Comment Re:What's a good alternative? (Score 2) 764
Consider the BeBook Neo or Club readers. These will read many of the popular ebook formats.
Some libertarian-minded commenters here seem to think that Amazon is operating strictly within a "self-regulating" free market and ought to have the rights of private individuals and especially conservatives, who demand the freedom to ignore externalities. In fact Amazon actively engages in monopolistic practices and resists free markets. (I'll avoid the larger issue that Amazon depends deeply on government to ensure that markets it operates in function under controlled conditions, but resists acknowledging this and tries to avoid paying for the services it takes for granted, such as trademark, copyright, trade secret and patent protection--like many companies.)
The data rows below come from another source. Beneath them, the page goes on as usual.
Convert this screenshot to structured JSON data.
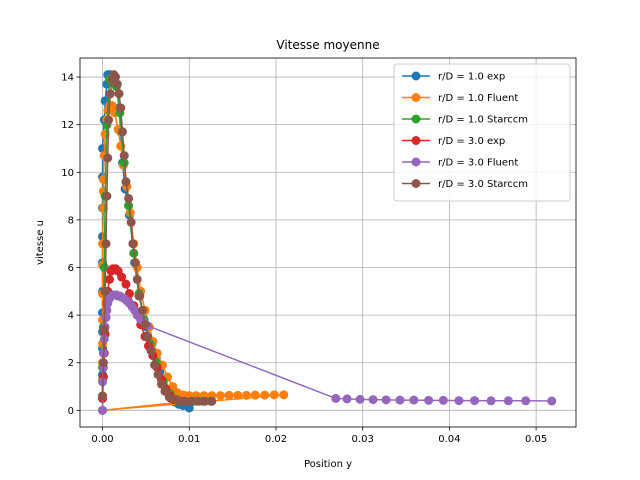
{
  "chart_data": {
    "type": "line",
    "title": "Vitesse moyenne",
    "xlabel": "Position y",
    "ylabel": "vitesse u",
    "xlim": [
      -0.0026,
      0.0546
    ],
    "ylim": [
      -0.7,
      14.8
    ],
    "xticks": [
      0.0,
      0.01,
      0.02,
      0.03,
      0.04,
      0.05
    ],
    "xtick_labels": [
      "0.00",
      "0.01",
      "0.02",
      "0.03",
      "0.04",
      "0.05"
    ],
    "yticks": [
      0,
      2,
      4,
      6,
      8,
      10,
      12,
      14
    ],
    "ytick_labels": [
      "0",
      "2",
      "4",
      "6",
      "8",
      "10",
      "12",
      "14"
    ],
    "grid": true,
    "legend": "top-right",
    "series": [
      {
        "name": "r/D = 1.0 exp",
        "color": "#1f77b4",
        "points": [
          [
            0.0,
            0.5
          ],
          [
            0.0,
            1.5
          ],
          [
            0.0,
            2.6
          ],
          [
            0.0,
            3.3
          ],
          [
            0.0,
            4.1
          ],
          [
            0.0,
            5.0
          ],
          [
            0.0,
            6.2
          ],
          [
            0.0,
            7.3
          ],
          [
            0.0,
            8.5
          ],
          [
            0.0,
            9.8
          ],
          [
            0.0,
            11.0
          ],
          [
            0.0002,
            12.2
          ],
          [
            0.0003,
            13.0
          ],
          [
            0.0005,
            13.7
          ],
          [
            0.0006,
            14.1
          ],
          [
            0.0009,
            14.1
          ],
          [
            0.0012,
            14.0
          ],
          [
            0.0016,
            13.7
          ],
          [
            0.0019,
            12.7
          ],
          [
            0.0021,
            11.7
          ],
          [
            0.0023,
            10.4
          ],
          [
            0.0026,
            9.3
          ],
          [
            0.0031,
            8.2
          ],
          [
            0.0037,
            6.2
          ],
          [
            0.0042,
            4.8
          ],
          [
            0.0046,
            4.2
          ],
          [
            0.0051,
            3.5
          ],
          [
            0.0057,
            2.8
          ],
          [
            0.0062,
            2.2
          ],
          [
            0.0066,
            1.6
          ],
          [
            0.007,
            1.1
          ],
          [
            0.0074,
            0.8
          ],
          [
            0.0079,
            0.5
          ],
          [
            0.0083,
            0.35
          ],
          [
            0.0088,
            0.25
          ],
          [
            0.0093,
            0.2
          ],
          [
            0.01,
            0.1
          ]
        ]
      },
      {
        "name": "r/D = 1.0 Fluent",
        "color": "#ff7f0e",
        "points": [
          [
            0.0,
            0.0
          ],
          [
            0.0,
            0.6
          ],
          [
            0.0,
            1.3
          ],
          [
            0.0,
            2.0
          ],
          [
            0.0,
            2.8
          ],
          [
            0.0,
            3.8
          ],
          [
            0.0,
            4.9
          ],
          [
            0.0,
            6.1
          ],
          [
            0.0,
            7.0
          ],
          [
            0.0001,
            8.5
          ],
          [
            0.0001,
            9.2
          ],
          [
            0.0001,
            9.7
          ],
          [
            0.0002,
            10.7
          ],
          [
            0.0003,
            11.6
          ],
          [
            0.0005,
            12.2
          ],
          [
            0.0006,
            12.6
          ],
          [
            0.0008,
            12.8
          ],
          [
            0.0011,
            12.8
          ],
          [
            0.0014,
            12.5
          ],
          [
            0.0018,
            11.8
          ],
          [
            0.0021,
            11.1
          ],
          [
            0.0024,
            10.3
          ],
          [
            0.0028,
            9.4
          ],
          [
            0.0032,
            8.3
          ],
          [
            0.0036,
            7.0
          ],
          [
            0.004,
            6.0
          ],
          [
            0.0044,
            5.0
          ],
          [
            0.0049,
            4.2
          ],
          [
            0.0054,
            3.5
          ],
          [
            0.0058,
            2.9
          ],
          [
            0.0063,
            2.4
          ],
          [
            0.0069,
            1.9
          ],
          [
            0.0075,
            1.4
          ],
          [
            0.0081,
            1.0
          ],
          [
            0.0086,
            0.75
          ],
          [
            0.0093,
            0.65
          ],
          [
            0.01,
            0.62
          ],
          [
            0.0108,
            0.62
          ],
          [
            0.0117,
            0.62
          ],
          [
            0.0126,
            0.62
          ],
          [
            0.0136,
            0.62
          ],
          [
            0.0146,
            0.63
          ],
          [
            0.0156,
            0.63
          ],
          [
            0.0166,
            0.63
          ],
          [
            0.0176,
            0.64
          ],
          [
            0.0187,
            0.64
          ],
          [
            0.0198,
            0.65
          ],
          [
            0.0209,
            0.65
          ],
          [
            0.0,
            0.0
          ],
          [
            0.0104,
            0.4
          ]
        ]
      },
      {
        "name": "r/D = 1.0 Starccm",
        "color": "#2ca02c",
        "points": [
          [
            0.0,
            0.6
          ],
          [
            0.0,
            1.8
          ],
          [
            0.0001,
            3.5
          ],
          [
            0.0002,
            6.0
          ],
          [
            0.0003,
            9.0
          ],
          [
            0.0005,
            12.0
          ],
          [
            0.0008,
            13.9
          ],
          [
            0.0012,
            14.0
          ],
          [
            0.0016,
            13.6
          ],
          [
            0.002,
            12.5
          ],
          [
            0.0025,
            10.4
          ],
          [
            0.003,
            8.6
          ],
          [
            0.0036,
            6.6
          ],
          [
            0.0042,
            4.9
          ],
          [
            0.0048,
            3.8
          ],
          [
            0.0055,
            2.8
          ],
          [
            0.0062,
            2.0
          ],
          [
            0.007,
            1.2
          ],
          [
            0.0078,
            0.7
          ],
          [
            0.0086,
            0.45
          ],
          [
            0.0095,
            0.38
          ],
          [
            0.0105,
            0.38
          ],
          [
            0.0115,
            0.38
          ],
          [
            0.0125,
            0.38
          ]
        ]
      },
      {
        "name": "r/D = 3.0 exp",
        "color": "#d62728",
        "points": [
          [
            0.0,
            0.5
          ],
          [
            0.0001,
            1.4
          ],
          [
            0.0002,
            2.4
          ],
          [
            0.0003,
            3.2
          ],
          [
            0.0004,
            3.9
          ],
          [
            0.0005,
            4.5
          ],
          [
            0.0006,
            5.0
          ],
          [
            0.0008,
            5.5
          ],
          [
            0.001,
            5.85
          ],
          [
            0.0012,
            5.95
          ],
          [
            0.0015,
            5.95
          ],
          [
            0.0018,
            5.85
          ],
          [
            0.0022,
            5.6
          ],
          [
            0.0027,
            5.3
          ],
          [
            0.0031,
            4.9
          ],
          [
            0.0036,
            4.4
          ],
          [
            0.004,
            4.0
          ],
          [
            0.0044,
            3.6
          ],
          [
            0.0049,
            3.1
          ],
          [
            0.0053,
            2.7
          ],
          [
            0.0058,
            2.3
          ],
          [
            0.0063,
            1.8
          ],
          [
            0.0068,
            1.3
          ],
          [
            0.0073,
            0.9
          ],
          [
            0.0078,
            0.6
          ],
          [
            0.0083,
            0.45
          ],
          [
            0.0088,
            0.4
          ],
          [
            0.0094,
            0.38
          ]
        ]
      },
      {
        "name": "r/D = 3.0 Fluent",
        "color": "#9467bd",
        "points": [
          [
            0.0,
            0.0
          ],
          [
            0.0,
            0.6
          ],
          [
            0.0,
            1.2
          ],
          [
            0.0001,
            1.8
          ],
          [
            0.0001,
            2.4
          ],
          [
            0.0002,
            3.0
          ],
          [
            0.0003,
            3.5
          ],
          [
            0.0004,
            3.9
          ],
          [
            0.0005,
            4.2
          ],
          [
            0.0006,
            4.5
          ],
          [
            0.0008,
            4.7
          ],
          [
            0.001,
            4.8
          ],
          [
            0.0012,
            4.85
          ],
          [
            0.0014,
            4.85
          ],
          [
            0.0016,
            4.85
          ],
          [
            0.0018,
            4.8
          ],
          [
            0.002,
            4.8
          ],
          [
            0.0022,
            4.75
          ],
          [
            0.0025,
            4.7
          ],
          [
            0.0028,
            4.6
          ],
          [
            0.0031,
            4.5
          ],
          [
            0.0034,
            4.35
          ],
          [
            0.0037,
            4.2
          ],
          [
            0.004,
            4.0
          ],
          [
            0.0044,
            3.8
          ],
          [
            0.0048,
            3.7
          ],
          [
            0.0052,
            3.55
          ],
          [
            0.0269,
            0.5
          ],
          [
            0.0282,
            0.48
          ],
          [
            0.0297,
            0.46
          ],
          [
            0.0312,
            0.45
          ],
          [
            0.0327,
            0.44
          ],
          [
            0.0343,
            0.43
          ],
          [
            0.0359,
            0.43
          ],
          [
            0.0376,
            0.42
          ],
          [
            0.0393,
            0.42
          ],
          [
            0.0411,
            0.41
          ],
          [
            0.0429,
            0.41
          ],
          [
            0.0448,
            0.4
          ],
          [
            0.0468,
            0.4
          ],
          [
            0.0488,
            0.4
          ],
          [
            0.0518,
            0.39
          ]
        ]
      },
      {
        "name": "r/D = 3.0 Starccm",
        "color": "#8c564b",
        "points": [
          [
            0.0,
            0.6
          ],
          [
            0.0001,
            2.0
          ],
          [
            0.0002,
            3.4
          ],
          [
            0.0003,
            5.0
          ],
          [
            0.0004,
            7.0
          ],
          [
            0.0005,
            9.0
          ],
          [
            0.0006,
            10.6
          ],
          [
            0.0007,
            12.2
          ],
          [
            0.0009,
            13.3
          ],
          [
            0.0011,
            13.9
          ],
          [
            0.0013,
            14.1
          ],
          [
            0.0015,
            14.0
          ],
          [
            0.0017,
            13.7
          ],
          [
            0.0019,
            13.3
          ],
          [
            0.0021,
            12.7
          ],
          [
            0.0023,
            11.7
          ],
          [
            0.0025,
            10.7
          ],
          [
            0.0027,
            9.6
          ],
          [
            0.003,
            8.9
          ],
          [
            0.0033,
            7.9
          ],
          [
            0.0035,
            7.0
          ],
          [
            0.0038,
            6.2
          ],
          [
            0.004,
            5.5
          ],
          [
            0.0043,
            4.8
          ],
          [
            0.0046,
            4.2
          ],
          [
            0.0049,
            3.6
          ],
          [
            0.0052,
            3.1
          ],
          [
            0.0056,
            2.5
          ],
          [
            0.006,
            1.9
          ],
          [
            0.0064,
            1.5
          ],
          [
            0.0068,
            1.1
          ],
          [
            0.0072,
            0.8
          ],
          [
            0.0077,
            0.55
          ],
          [
            0.0082,
            0.45
          ],
          [
            0.0088,
            0.4
          ],
          [
            0.0095,
            0.38
          ],
          [
            0.0102,
            0.38
          ],
          [
            0.011,
            0.38
          ],
          [
            0.0118,
            0.38
          ],
          [
            0.0126,
            0.38
          ]
        ]
      }
    ]
  }
}
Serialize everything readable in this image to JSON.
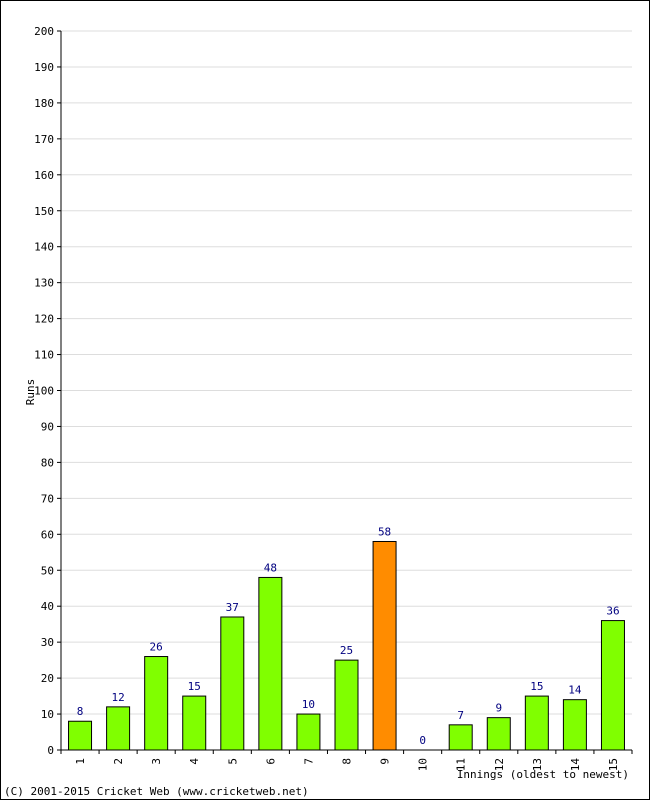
{
  "chart_data": {
    "type": "bar",
    "categories": [
      "1",
      "2",
      "3",
      "4",
      "5",
      "6",
      "7",
      "8",
      "9",
      "10",
      "11",
      "12",
      "13",
      "14",
      "15"
    ],
    "series": [
      {
        "values": [
          8,
          12,
          26,
          15,
          37,
          48,
          10,
          25,
          58,
          0,
          7,
          9,
          15,
          14,
          36
        ]
      }
    ],
    "highlight_index": 8,
    "colors": {
      "bar": "#80ff00",
      "highlight": "#ff8c00",
      "bar_edge": "#000000",
      "value_label": "#000080",
      "grid": "#dddddd"
    },
    "xlabel": "Innings (oldest to newest)",
    "ylabel": "Runs",
    "ylim": [
      0,
      200
    ],
    "yticks": [
      0,
      10,
      20,
      30,
      40,
      50,
      60,
      70,
      80,
      90,
      100,
      110,
      120,
      130,
      140,
      150,
      160,
      170,
      180,
      190,
      200
    ],
    "grid": true
  },
  "footer": {
    "copyright": "(C) 2001-2015 Cricket Web (www.cricketweb.net)"
  }
}
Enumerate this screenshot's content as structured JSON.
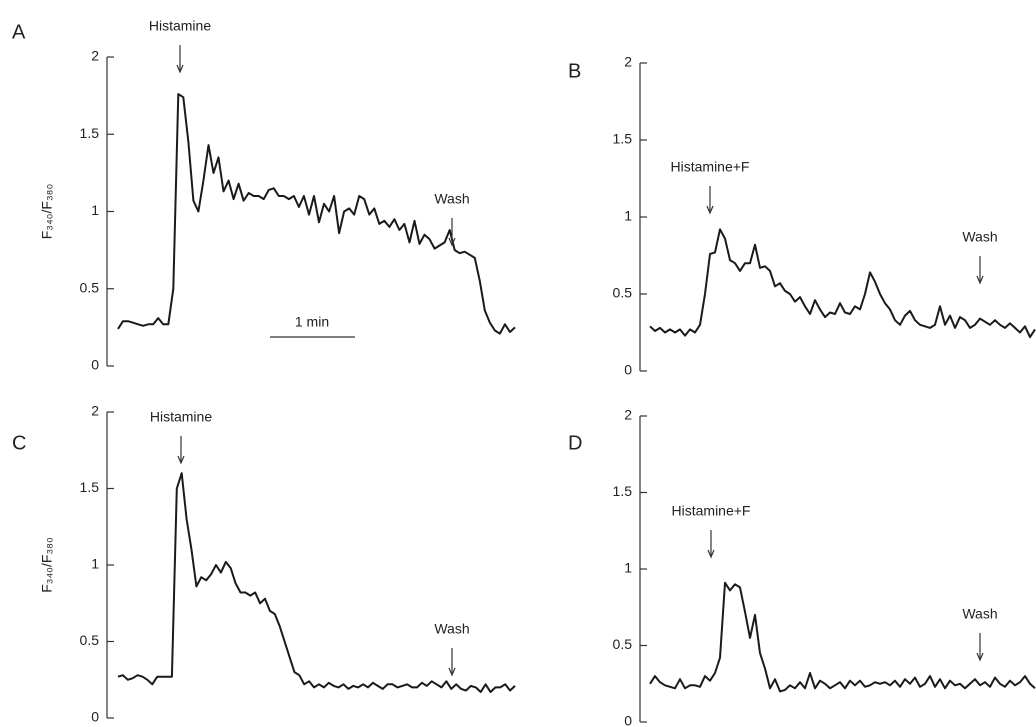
{
  "chart_data": [
    {
      "type": "line",
      "panel": "A",
      "y_label": "F₃₄₀/F₃₈₀",
      "annotations": [
        "Histamine",
        "Wash"
      ],
      "scale_bar": "1 min",
      "color": "#1a1a1a",
      "ylim": [
        0,
        2
      ],
      "yticks": [
        0,
        0.5,
        1,
        1.5,
        2
      ],
      "values": [
        0.24,
        0.29,
        0.29,
        0.28,
        0.27,
        0.26,
        0.27,
        0.27,
        0.31,
        0.27,
        0.27,
        0.5,
        1.76,
        1.74,
        1.45,
        1.07,
        1.0,
        1.2,
        1.43,
        1.25,
        1.35,
        1.13,
        1.2,
        1.08,
        1.18,
        1.07,
        1.12,
        1.1,
        1.1,
        1.08,
        1.14,
        1.15,
        1.1,
        1.1,
        1.08,
        1.1,
        1.03,
        1.1,
        0.98,
        1.1,
        0.93,
        1.05,
        1.0,
        1.1,
        0.86,
        1.0,
        1.02,
        0.98,
        1.1,
        1.08,
        0.98,
        1.02,
        0.92,
        0.94,
        0.9,
        0.95,
        0.88,
        0.92,
        0.8,
        0.94,
        0.79,
        0.85,
        0.82,
        0.76,
        0.78,
        0.8,
        0.88,
        0.75,
        0.73,
        0.74,
        0.72,
        0.7,
        0.55,
        0.36,
        0.28,
        0.23,
        0.21,
        0.27,
        0.22,
        0.25
      ]
    },
    {
      "type": "line",
      "panel": "B",
      "annotations": [
        "Histamine+F",
        "Wash"
      ],
      "color": "#1a1a1a",
      "ylim": [
        0,
        2
      ],
      "yticks": [
        0,
        0.5,
        1,
        1.5,
        2
      ],
      "values": [
        0.29,
        0.26,
        0.28,
        0.25,
        0.27,
        0.25,
        0.27,
        0.23,
        0.27,
        0.25,
        0.3,
        0.5,
        0.76,
        0.77,
        0.92,
        0.86,
        0.72,
        0.7,
        0.65,
        0.7,
        0.7,
        0.82,
        0.67,
        0.68,
        0.65,
        0.55,
        0.57,
        0.52,
        0.5,
        0.45,
        0.48,
        0.42,
        0.37,
        0.46,
        0.4,
        0.35,
        0.38,
        0.37,
        0.44,
        0.38,
        0.37,
        0.42,
        0.4,
        0.5,
        0.64,
        0.58,
        0.5,
        0.44,
        0.4,
        0.33,
        0.3,
        0.36,
        0.39,
        0.33,
        0.3,
        0.29,
        0.28,
        0.3,
        0.42,
        0.3,
        0.36,
        0.28,
        0.35,
        0.33,
        0.28,
        0.3,
        0.34,
        0.32,
        0.3,
        0.33,
        0.3,
        0.28,
        0.31,
        0.28,
        0.25,
        0.29,
        0.22,
        0.27
      ]
    },
    {
      "type": "line",
      "panel": "C",
      "y_label": "F₃₄₀/F₃₈₀",
      "annotations": [
        "Histamine",
        "Wash"
      ],
      "color": "#1a1a1a",
      "ylim": [
        0,
        2
      ],
      "yticks": [
        0,
        0.5,
        1,
        1.5,
        2
      ],
      "values": [
        0.27,
        0.28,
        0.25,
        0.26,
        0.28,
        0.27,
        0.25,
        0.22,
        0.27,
        0.27,
        0.27,
        0.27,
        1.5,
        1.6,
        1.3,
        1.1,
        0.86,
        0.92,
        0.9,
        0.94,
        1.0,
        0.95,
        1.02,
        0.98,
        0.88,
        0.82,
        0.82,
        0.8,
        0.82,
        0.75,
        0.78,
        0.7,
        0.68,
        0.6,
        0.5,
        0.4,
        0.3,
        0.28,
        0.22,
        0.24,
        0.2,
        0.22,
        0.2,
        0.23,
        0.21,
        0.2,
        0.22,
        0.19,
        0.21,
        0.2,
        0.22,
        0.2,
        0.23,
        0.21,
        0.19,
        0.22,
        0.22,
        0.2,
        0.21,
        0.22,
        0.2,
        0.2,
        0.23,
        0.21,
        0.24,
        0.22,
        0.2,
        0.24,
        0.19,
        0.22,
        0.19,
        0.18,
        0.21,
        0.2,
        0.17,
        0.22,
        0.17,
        0.2,
        0.2,
        0.22,
        0.18,
        0.21
      ]
    },
    {
      "type": "line",
      "panel": "D",
      "annotations": [
        "Histamine+F",
        "Wash"
      ],
      "color": "#1a1a1a",
      "ylim": [
        0,
        2
      ],
      "yticks": [
        0,
        0.5,
        1,
        1.5,
        2
      ],
      "values": [
        0.25,
        0.3,
        0.26,
        0.24,
        0.23,
        0.22,
        0.28,
        0.22,
        0.24,
        0.24,
        0.23,
        0.3,
        0.27,
        0.32,
        0.42,
        0.91,
        0.86,
        0.9,
        0.88,
        0.72,
        0.55,
        0.7,
        0.45,
        0.35,
        0.22,
        0.28,
        0.2,
        0.21,
        0.24,
        0.22,
        0.26,
        0.22,
        0.32,
        0.22,
        0.27,
        0.25,
        0.22,
        0.24,
        0.26,
        0.22,
        0.27,
        0.24,
        0.27,
        0.23,
        0.24,
        0.26,
        0.25,
        0.26,
        0.24,
        0.27,
        0.23,
        0.28,
        0.25,
        0.29,
        0.23,
        0.25,
        0.3,
        0.23,
        0.28,
        0.22,
        0.27,
        0.24,
        0.25,
        0.22,
        0.25,
        0.28,
        0.24,
        0.26,
        0.23,
        0.29,
        0.25,
        0.23,
        0.27,
        0.24,
        0.26,
        0.3,
        0.25,
        0.22
      ]
    }
  ]
}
I used to have an Amazon Kindle. They advertise low prices for electronic books. But those purchases are tied to an Amazon Kindle account, not to you. You cannot transfer a book you have read to someone else, as if it were a real book. The analogy between physical property and intellectual property breaks down. Amazon controls downstream copies of the electronic books you purchase from them. You pay $9.99 to Amazon for an ebook in the mistaken belief that you are saving money on the purchase of merchandise that purportedly behaves like physical property. In fact, that $9.99 helps Amazon stifle markets. If I sold you my Amazon Kindle with the books I purchased, and you re-registered the Kindle in your name, my books would vanish. It would be as if I sold you my bookshelf with books I purchased from Amazon, and Amazon removed the books once you claimed the bookshelf.
You could say that I agreed to whatever terms Amazon devised. Fine: not acknowledging that Amazon's monopolistic practices have nothing to do with free markets is ideology. And that is one reason why I am recommending the BeBook reader.